Chaque année c'est la même chose. Bien qu'il est possible de noter un certain effort de "mixité" de la part de quelques fabricants de jouets, la plupart impriment et envoient dans les foyers français des catalogues où les jouets pour garçons et ceux pour filles sont bien distincts et caractérisés par un univers "bleu" pour l'un et "rose" pour l'autre.

Le fils de Guillaume Champeau, fondateur de Numerama, en a malheureusement fait les frais. Agé de 4 ans, le jeune garçon repère dans le catalogue une jolie poupée. L'objet de sa convoitise se trouve malheureusement dans les pages "roses" réservées aux fillettes. Il demande alors plusieurs fois à ses parents si seules les filles ont le droit de choisir des jouets dans ces pages et lorsque ses parents lui répondent qu'il en a tout autant le droit, le petit garçon est tout content. 

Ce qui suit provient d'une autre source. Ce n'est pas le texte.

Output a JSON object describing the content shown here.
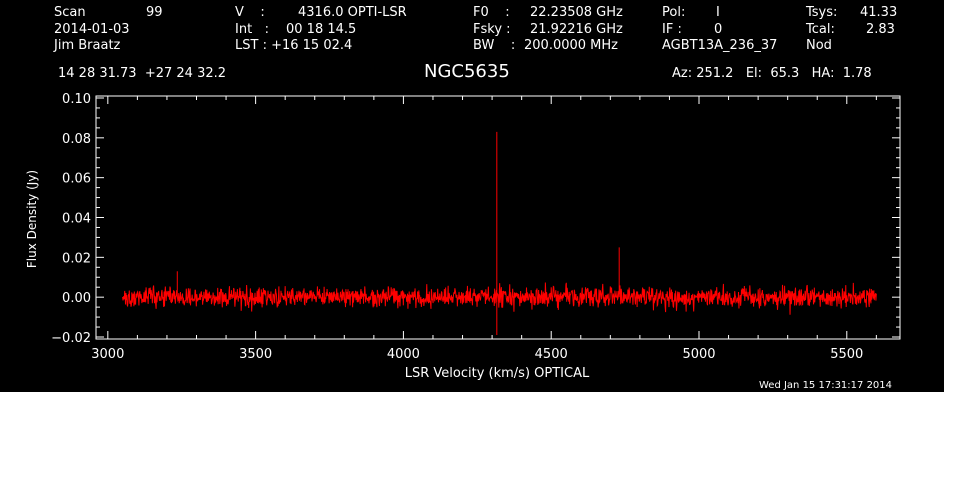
{
  "header": {
    "scan_label": "Scan",
    "scan_value": "99",
    "date": "2014-01-03",
    "observer": "Jim Braatz",
    "v_label": "V    :",
    "v_value": "4316.0 OPTI-LSR",
    "int_label": "Int   :",
    "int_value": "00 18 14.5",
    "lst_label": "LST : +16 15 02.4",
    "f0_label": "F0    :",
    "f0_value": "22.23508 GHz",
    "fsky_label": "Fsky :",
    "fsky_value": "21.92216 GHz",
    "bw_label": "BW    :",
    "bw_value": "200.0000 MHz",
    "pol_label": "Pol:",
    "pol_value": "I",
    "if_label": "IF :",
    "if_value": "0",
    "project": "AGBT13A_236_37",
    "tsys_label": "Tsys:",
    "tsys_value": "41.33",
    "tcal_label": "Tcal:",
    "tcal_value": "2.83",
    "mode": "Nod",
    "coords": "14 28 31.73  +27 24 32.2",
    "source": "NGC5635",
    "az_el_ha": "Az: 251.2   El:  65.3   HA:  1.78"
  },
  "footer": {
    "timestamp": "Wed Jan 15 17:31:17 2014"
  },
  "colors": {
    "background": "#000000",
    "axes": "#ffffff",
    "series": "#ff0000"
  },
  "chart_data": {
    "type": "line",
    "xlabel": "LSR Velocity (km/s) OPTICAL",
    "ylabel": "Flux Density (Jy)",
    "xlim": [
      2960,
      5680
    ],
    "ylim": [
      -0.021,
      0.101
    ],
    "xticks": [
      3000,
      3500,
      4000,
      4500,
      5000,
      5500
    ],
    "yticks": [
      -0.02,
      0.0,
      0.02,
      0.04,
      0.06,
      0.08,
      0.1
    ],
    "xtick_labels": [
      "3000",
      "3500",
      "4000",
      "4500",
      "5000",
      "5500"
    ],
    "ytick_labels": [
      "−0.02",
      "0.00",
      "0.02",
      "0.04",
      "0.06",
      "0.08",
      "0.10"
    ],
    "grid": false,
    "series": [
      {
        "x_range": [
          3050,
          5600
        ],
        "noise_rms": 0.0035,
        "features": [
          {
            "x": 4316,
            "y": 0.083
          },
          {
            "x": 4316,
            "y": -0.019
          },
          {
            "x": 4730,
            "y": 0.025
          },
          {
            "x": 3235,
            "y": 0.013
          }
        ]
      }
    ]
  }
}
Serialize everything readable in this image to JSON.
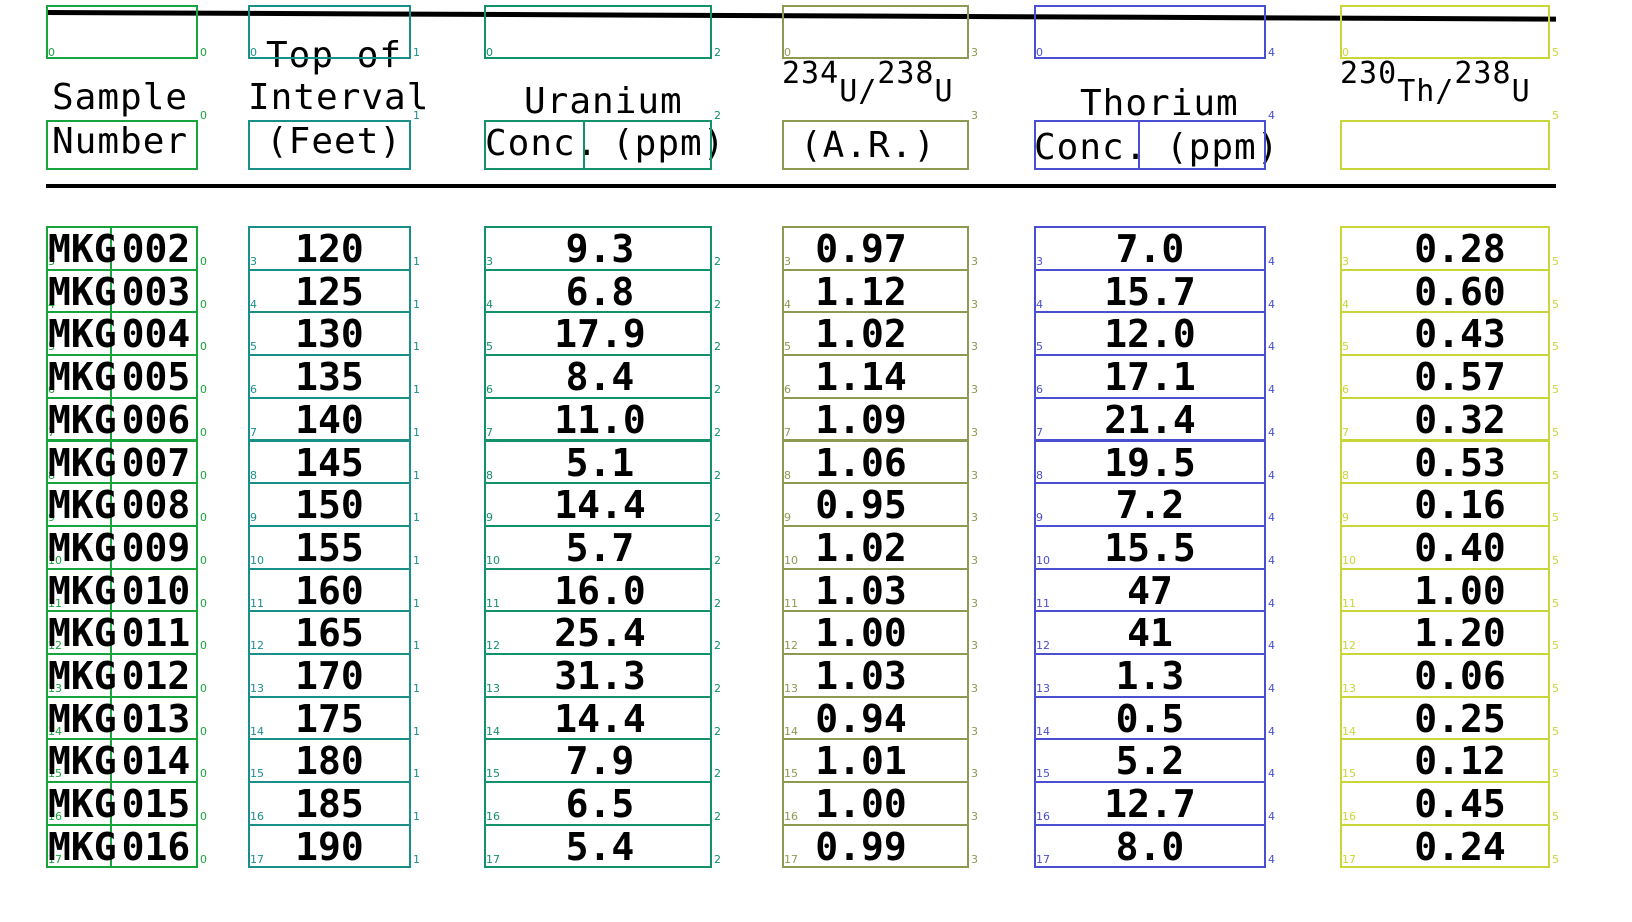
{
  "headers": {
    "sample_line1": "Sample",
    "sample_line2": "Number",
    "top_line1": "Top of",
    "top_line2": "Interval",
    "top_line3": "(Feet)",
    "uranium_line1": "Uranium",
    "uranium_conc": "Conc.",
    "uranium_unit": "(ppm)",
    "ratio_u_a": "234",
    "ratio_u_b": "U/",
    "ratio_u_c": "238",
    "ratio_u_d": "U",
    "ratio_u_unit": "(A.R.)",
    "thorium_line1": "Thorium",
    "thorium_conc": "Conc.",
    "thorium_unit": "(ppm)",
    "ratio_th_a": "230",
    "ratio_th_b": "Th/",
    "ratio_th_c": "238",
    "ratio_th_d": "U"
  },
  "table": {
    "rows": [
      {
        "prefix": "MKG",
        "id": "002",
        "top": "120",
        "u": "9.3",
        "ua": "0.97",
        "th": "7.0",
        "tha": "0.28"
      },
      {
        "prefix": "MKG",
        "id": "003",
        "top": "125",
        "u": "6.8",
        "ua": "1.12",
        "th": "15.7",
        "tha": "0.60"
      },
      {
        "prefix": "MKG",
        "id": "004",
        "top": "130",
        "u": "17.9",
        "ua": "1.02",
        "th": "12.0",
        "tha": "0.43"
      },
      {
        "prefix": "MKG",
        "id": "005",
        "top": "135",
        "u": "8.4",
        "ua": "1.14",
        "th": "17.1",
        "tha": "0.57"
      },
      {
        "prefix": "MKG",
        "id": "006",
        "top": "140",
        "u": "11.0",
        "ua": "1.09",
        "th": "21.4",
        "tha": "0.32"
      },
      {
        "prefix": "MKG",
        "id": "007",
        "top": "145",
        "u": "5.1",
        "ua": "1.06",
        "th": "19.5",
        "tha": "0.53"
      },
      {
        "prefix": "MKG",
        "id": "008",
        "top": "150",
        "u": "14.4",
        "ua": "0.95",
        "th": "7.2",
        "tha": "0.16"
      },
      {
        "prefix": "MKG",
        "id": "009",
        "top": "155",
        "u": "5.7",
        "ua": "1.02",
        "th": "15.5",
        "tha": "0.40"
      },
      {
        "prefix": "MKG",
        "id": "010",
        "top": "160",
        "u": "16.0",
        "ua": "1.03",
        "th": "47",
        "tha": "1.00"
      },
      {
        "prefix": "MKG",
        "id": "011",
        "top": "165",
        "u": "25.4",
        "ua": "1.00",
        "th": "41",
        "tha": "1.20"
      },
      {
        "prefix": "MKG",
        "id": "012",
        "top": "170",
        "u": "31.3",
        "ua": "1.03",
        "th": "1.3",
        "tha": "0.06"
      },
      {
        "prefix": "MKG",
        "id": "013",
        "top": "175",
        "u": "14.4",
        "ua": "0.94",
        "th": "0.5",
        "tha": "0.25"
      },
      {
        "prefix": "MKG",
        "id": "014",
        "top": "180",
        "u": "7.9",
        "ua": "1.01",
        "th": "5.2",
        "tha": "0.12"
      },
      {
        "prefix": "MKG",
        "id": "015",
        "top": "185",
        "u": "6.5",
        "ua": "1.00",
        "th": "12.7",
        "tha": "0.45"
      },
      {
        "prefix": "MKG",
        "id": "016",
        "top": "190",
        "u": "5.4",
        "ua": "0.99",
        "th": "8.0",
        "tha": "0.24"
      }
    ]
  },
  "colors": {
    "col0": "#18a43c",
    "col1": "#1a8f8a",
    "col2": "#12916a",
    "col3": "#8c9a52",
    "col4": "#4a4fcf",
    "col5": "#c8d63a"
  }
}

"Sur son visage, sourire de soulagement, yeux pétillants, et il commence à parler de la poupée Reine des Neiges, ou de la Barbie Arc-en-ciel. Il avait gardé ça en lui.", témoigne son papa, qui n'hésite pas à partager cette anecdote sur Twitter.

Au début, les réactions des internautes sont bienveillantes à son égard, mais très vite, de nombreux utilisateurs de Twitter lâchent des commentaires homophobes et insultants envers le petit garçon.

"@gchampeau futur pd celui la", twitte par exemple un certain "salu", ou encore : "ptdr le jour ou j'vois mon fils jouer avec une poupée il prend deux gifles et il ira faire de la muscu à 10 ans", poste un autre utilisateur, quand un autre s'exclame : "Ton fils (4 ans) est déjà un petit pd à son âge ? Vraiment incurable cette maladie..."

Le jeune papa, qui va bien déposer une poupée au pied du sapin de Noël, a déclaré : "Je n’y prête strictement aucune importance, ça m’atteint pas, et je ne souhaite même pas qu’on les censure. Pour moi, c’est important que les cons puissent s’exprimer, sinon on ne saurait pas que la connerie existe, ou pas à ce point, et on ne saurait pas quoi leur répondre. Donc, qu’ils s’expriment, qu’ils insultent. Tant mieux. Ca les rend visibles [...] N’étant pas homosexuel, je n’ai jamais subi l'homophobie. Mais là, je l’ai vue de mes propres yeux, toutes les minutes ou presque, s’égrainer toute la journée sur mon écran Tweetdeck. J’ai aussi vu à quel point c’était « communautaire » et ça m’inquiète beaucoup."